After that he drew pictures even more. However, when he showed his works to his mum, she was a bit bored this time, and didn't praise him very much.

Now he frantically drew pictures. He didn't look happy any more while drawing. His joy of drawing had gone, but he still kept drawing. His drawings had lost their original beauty. He was able to get enough appreciation from his mum....

Originally, he was drawing for nothing. He drew pictures, because he liked doing so.

His mother inadvertently ruined his original passion for drawings by saying that his drawings were good. After this, he drew pictures to get "reward" from his mother. His drawing had become merely means for reward. At the same time, he lost his joy and his drawings lost their beauty.

This real episode is introduced in a book written by Haruchika Noguchi (野口晴哉, 叱り方褒め方), a seitai practitioner. What was wrong in this example, then? You must be wondering. I did, when I read it.

Noguchi's answer is that instead of acknowledging the outcome of one's actions, you should appreciate the "angle" of his/her heart.
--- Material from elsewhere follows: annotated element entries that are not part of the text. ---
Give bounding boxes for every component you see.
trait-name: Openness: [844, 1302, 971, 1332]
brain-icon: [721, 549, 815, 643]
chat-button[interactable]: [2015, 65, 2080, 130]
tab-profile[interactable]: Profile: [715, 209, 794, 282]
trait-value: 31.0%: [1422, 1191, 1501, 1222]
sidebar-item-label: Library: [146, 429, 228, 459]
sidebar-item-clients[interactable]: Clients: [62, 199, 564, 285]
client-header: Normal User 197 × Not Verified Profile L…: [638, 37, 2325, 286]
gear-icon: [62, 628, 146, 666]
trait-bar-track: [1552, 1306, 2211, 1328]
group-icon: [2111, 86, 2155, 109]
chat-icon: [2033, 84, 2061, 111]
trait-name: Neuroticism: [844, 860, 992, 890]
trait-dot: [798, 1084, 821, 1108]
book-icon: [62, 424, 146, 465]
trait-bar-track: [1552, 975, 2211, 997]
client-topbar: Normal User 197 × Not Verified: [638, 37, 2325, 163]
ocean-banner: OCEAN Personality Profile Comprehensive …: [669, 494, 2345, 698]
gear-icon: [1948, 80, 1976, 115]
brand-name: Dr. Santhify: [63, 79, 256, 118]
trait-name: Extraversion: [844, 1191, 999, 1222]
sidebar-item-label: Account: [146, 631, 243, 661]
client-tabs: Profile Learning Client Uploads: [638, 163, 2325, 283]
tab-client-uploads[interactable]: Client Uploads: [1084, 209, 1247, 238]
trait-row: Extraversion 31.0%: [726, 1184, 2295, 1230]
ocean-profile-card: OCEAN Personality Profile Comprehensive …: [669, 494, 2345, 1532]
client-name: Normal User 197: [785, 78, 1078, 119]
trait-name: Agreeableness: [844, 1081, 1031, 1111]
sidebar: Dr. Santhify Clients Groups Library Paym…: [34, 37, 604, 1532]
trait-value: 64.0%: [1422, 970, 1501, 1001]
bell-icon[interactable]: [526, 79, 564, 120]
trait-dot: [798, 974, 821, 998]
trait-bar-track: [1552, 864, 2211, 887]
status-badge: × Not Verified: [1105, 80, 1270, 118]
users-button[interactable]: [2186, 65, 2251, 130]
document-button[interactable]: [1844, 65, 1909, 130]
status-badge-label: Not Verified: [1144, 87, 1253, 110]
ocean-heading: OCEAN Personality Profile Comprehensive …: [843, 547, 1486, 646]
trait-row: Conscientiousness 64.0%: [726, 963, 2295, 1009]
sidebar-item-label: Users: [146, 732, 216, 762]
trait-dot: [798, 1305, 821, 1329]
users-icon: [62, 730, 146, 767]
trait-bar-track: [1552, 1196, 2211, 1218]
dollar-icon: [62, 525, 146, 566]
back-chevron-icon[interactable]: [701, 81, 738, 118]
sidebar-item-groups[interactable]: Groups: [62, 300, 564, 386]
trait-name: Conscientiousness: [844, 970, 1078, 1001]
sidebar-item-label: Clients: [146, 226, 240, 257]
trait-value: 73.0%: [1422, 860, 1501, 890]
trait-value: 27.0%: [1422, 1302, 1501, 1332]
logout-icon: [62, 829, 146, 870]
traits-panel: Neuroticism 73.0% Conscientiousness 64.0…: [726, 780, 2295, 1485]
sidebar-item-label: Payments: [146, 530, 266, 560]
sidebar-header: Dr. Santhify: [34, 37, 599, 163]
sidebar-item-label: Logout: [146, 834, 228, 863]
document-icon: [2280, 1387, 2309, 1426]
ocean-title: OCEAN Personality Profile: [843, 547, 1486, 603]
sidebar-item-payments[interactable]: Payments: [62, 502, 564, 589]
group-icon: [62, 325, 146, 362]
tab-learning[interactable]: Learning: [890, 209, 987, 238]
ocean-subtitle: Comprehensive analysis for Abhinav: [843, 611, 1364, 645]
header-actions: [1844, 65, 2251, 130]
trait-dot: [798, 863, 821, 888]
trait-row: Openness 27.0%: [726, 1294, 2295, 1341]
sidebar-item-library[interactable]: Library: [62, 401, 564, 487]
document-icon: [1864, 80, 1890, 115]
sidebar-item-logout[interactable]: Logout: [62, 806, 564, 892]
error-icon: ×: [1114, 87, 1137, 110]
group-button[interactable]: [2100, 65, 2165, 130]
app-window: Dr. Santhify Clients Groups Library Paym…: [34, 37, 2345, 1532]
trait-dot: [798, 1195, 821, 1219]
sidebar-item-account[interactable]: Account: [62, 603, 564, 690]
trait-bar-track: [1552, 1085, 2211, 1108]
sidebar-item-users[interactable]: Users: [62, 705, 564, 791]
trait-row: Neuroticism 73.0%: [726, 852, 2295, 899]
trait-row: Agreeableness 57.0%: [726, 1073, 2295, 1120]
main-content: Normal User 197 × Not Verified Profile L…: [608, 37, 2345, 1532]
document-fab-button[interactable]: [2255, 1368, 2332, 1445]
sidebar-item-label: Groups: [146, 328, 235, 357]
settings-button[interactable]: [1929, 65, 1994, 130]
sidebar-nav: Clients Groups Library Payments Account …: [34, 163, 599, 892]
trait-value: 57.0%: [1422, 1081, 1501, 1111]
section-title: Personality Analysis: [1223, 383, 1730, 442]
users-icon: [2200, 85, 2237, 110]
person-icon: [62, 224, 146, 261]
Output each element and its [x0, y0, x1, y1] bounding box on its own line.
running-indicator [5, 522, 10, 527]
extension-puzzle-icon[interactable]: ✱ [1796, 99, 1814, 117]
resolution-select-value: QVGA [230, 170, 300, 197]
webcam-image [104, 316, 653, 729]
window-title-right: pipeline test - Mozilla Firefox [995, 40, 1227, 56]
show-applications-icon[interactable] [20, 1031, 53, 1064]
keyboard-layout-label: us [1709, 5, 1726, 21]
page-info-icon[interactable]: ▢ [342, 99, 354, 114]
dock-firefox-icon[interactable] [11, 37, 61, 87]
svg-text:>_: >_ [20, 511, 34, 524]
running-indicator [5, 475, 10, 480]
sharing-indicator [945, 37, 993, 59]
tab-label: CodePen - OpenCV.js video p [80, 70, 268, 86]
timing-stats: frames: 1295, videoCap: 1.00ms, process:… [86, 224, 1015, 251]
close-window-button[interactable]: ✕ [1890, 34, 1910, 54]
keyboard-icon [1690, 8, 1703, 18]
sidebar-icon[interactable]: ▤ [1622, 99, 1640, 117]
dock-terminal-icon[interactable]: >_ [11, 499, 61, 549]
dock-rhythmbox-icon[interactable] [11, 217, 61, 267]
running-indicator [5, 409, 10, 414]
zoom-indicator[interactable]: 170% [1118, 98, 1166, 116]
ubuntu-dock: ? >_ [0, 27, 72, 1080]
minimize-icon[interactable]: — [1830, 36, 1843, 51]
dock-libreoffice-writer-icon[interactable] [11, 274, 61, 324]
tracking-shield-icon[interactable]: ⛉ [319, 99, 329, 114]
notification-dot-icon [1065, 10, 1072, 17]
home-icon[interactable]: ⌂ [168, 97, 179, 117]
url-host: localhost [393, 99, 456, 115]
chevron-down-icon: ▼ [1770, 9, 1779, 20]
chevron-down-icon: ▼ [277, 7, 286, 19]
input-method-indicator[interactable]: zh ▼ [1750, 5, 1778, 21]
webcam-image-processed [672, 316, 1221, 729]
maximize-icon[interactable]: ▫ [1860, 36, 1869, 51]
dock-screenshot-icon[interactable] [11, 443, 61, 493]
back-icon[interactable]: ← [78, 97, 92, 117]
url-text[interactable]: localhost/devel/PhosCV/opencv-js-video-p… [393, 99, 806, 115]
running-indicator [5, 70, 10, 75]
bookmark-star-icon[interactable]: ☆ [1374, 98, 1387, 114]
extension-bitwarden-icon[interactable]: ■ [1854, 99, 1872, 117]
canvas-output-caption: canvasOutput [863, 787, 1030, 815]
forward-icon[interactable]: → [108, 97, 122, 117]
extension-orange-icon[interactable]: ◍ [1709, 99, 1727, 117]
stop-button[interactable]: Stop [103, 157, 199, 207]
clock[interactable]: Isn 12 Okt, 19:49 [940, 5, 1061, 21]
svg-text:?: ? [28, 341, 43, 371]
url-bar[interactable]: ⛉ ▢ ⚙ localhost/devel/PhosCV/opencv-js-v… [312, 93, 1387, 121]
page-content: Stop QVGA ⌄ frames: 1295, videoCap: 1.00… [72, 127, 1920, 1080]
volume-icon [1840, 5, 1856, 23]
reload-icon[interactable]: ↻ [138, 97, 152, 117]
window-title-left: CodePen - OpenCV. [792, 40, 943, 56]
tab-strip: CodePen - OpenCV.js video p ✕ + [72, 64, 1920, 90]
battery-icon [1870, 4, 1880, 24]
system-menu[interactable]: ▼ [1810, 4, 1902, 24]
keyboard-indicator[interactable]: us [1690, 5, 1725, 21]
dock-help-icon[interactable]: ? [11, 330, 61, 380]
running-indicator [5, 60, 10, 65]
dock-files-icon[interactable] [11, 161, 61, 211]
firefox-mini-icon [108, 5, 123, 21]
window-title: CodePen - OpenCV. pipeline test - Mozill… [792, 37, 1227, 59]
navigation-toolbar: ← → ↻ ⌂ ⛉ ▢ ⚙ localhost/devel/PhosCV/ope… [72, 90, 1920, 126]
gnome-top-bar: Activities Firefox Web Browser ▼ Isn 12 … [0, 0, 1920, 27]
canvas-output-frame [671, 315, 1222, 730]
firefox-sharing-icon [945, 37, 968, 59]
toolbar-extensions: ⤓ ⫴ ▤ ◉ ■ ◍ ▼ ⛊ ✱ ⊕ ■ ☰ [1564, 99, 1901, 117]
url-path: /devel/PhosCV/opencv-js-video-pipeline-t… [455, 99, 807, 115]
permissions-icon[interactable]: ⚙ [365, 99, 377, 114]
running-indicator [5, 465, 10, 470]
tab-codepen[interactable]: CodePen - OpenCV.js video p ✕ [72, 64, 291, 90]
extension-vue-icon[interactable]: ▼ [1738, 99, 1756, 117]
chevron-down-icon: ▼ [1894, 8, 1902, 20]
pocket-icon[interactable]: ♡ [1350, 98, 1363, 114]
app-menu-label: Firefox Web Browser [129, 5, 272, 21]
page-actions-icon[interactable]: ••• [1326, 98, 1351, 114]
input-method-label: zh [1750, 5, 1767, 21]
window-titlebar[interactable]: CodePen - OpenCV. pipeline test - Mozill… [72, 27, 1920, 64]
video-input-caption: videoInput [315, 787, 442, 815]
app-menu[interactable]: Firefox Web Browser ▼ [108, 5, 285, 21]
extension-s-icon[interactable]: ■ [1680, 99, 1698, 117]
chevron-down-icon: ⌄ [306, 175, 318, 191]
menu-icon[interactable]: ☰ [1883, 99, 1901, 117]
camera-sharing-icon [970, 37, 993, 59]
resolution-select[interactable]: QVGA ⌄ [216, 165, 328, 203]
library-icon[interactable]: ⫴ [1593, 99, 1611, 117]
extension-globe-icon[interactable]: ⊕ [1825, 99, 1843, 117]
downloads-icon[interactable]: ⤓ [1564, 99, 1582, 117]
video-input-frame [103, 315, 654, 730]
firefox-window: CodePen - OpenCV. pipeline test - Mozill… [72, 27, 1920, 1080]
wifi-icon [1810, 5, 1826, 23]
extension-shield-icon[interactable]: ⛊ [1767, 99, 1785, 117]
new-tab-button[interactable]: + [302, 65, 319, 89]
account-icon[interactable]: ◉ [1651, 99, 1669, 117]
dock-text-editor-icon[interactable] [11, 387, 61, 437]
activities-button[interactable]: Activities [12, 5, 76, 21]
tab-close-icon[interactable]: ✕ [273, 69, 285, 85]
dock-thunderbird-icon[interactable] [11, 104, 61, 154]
This "angle" of heart is rather hard to digest. By the word "angle", what he means is probably that there must be a reason or drive why one has started an action in the first place. If there is no "angle" at all, nothing would happen. There must be a direction in one's heart. Then you identify it, and acknowledge it. One of the good examples was to say, "You like drawing, don"t you?"

In Japanese, he used the phrase 心の角度. This can be translated into the angle of mind or the angle of heart. I chose heart, because heart is something special whereas mind is often associated with ego and reward.

This episode is about a small child, but the same principle may work for grown-ups. I'm sure you can find a plenty of examples of people who do things for reward without having joy. It's called operant conditioning. This way you can control animals and human beings.

In contrast, drawings for nothing is often associated with joy. I think this is pretty much what Zen monks are aiming to achieve in their daily lives.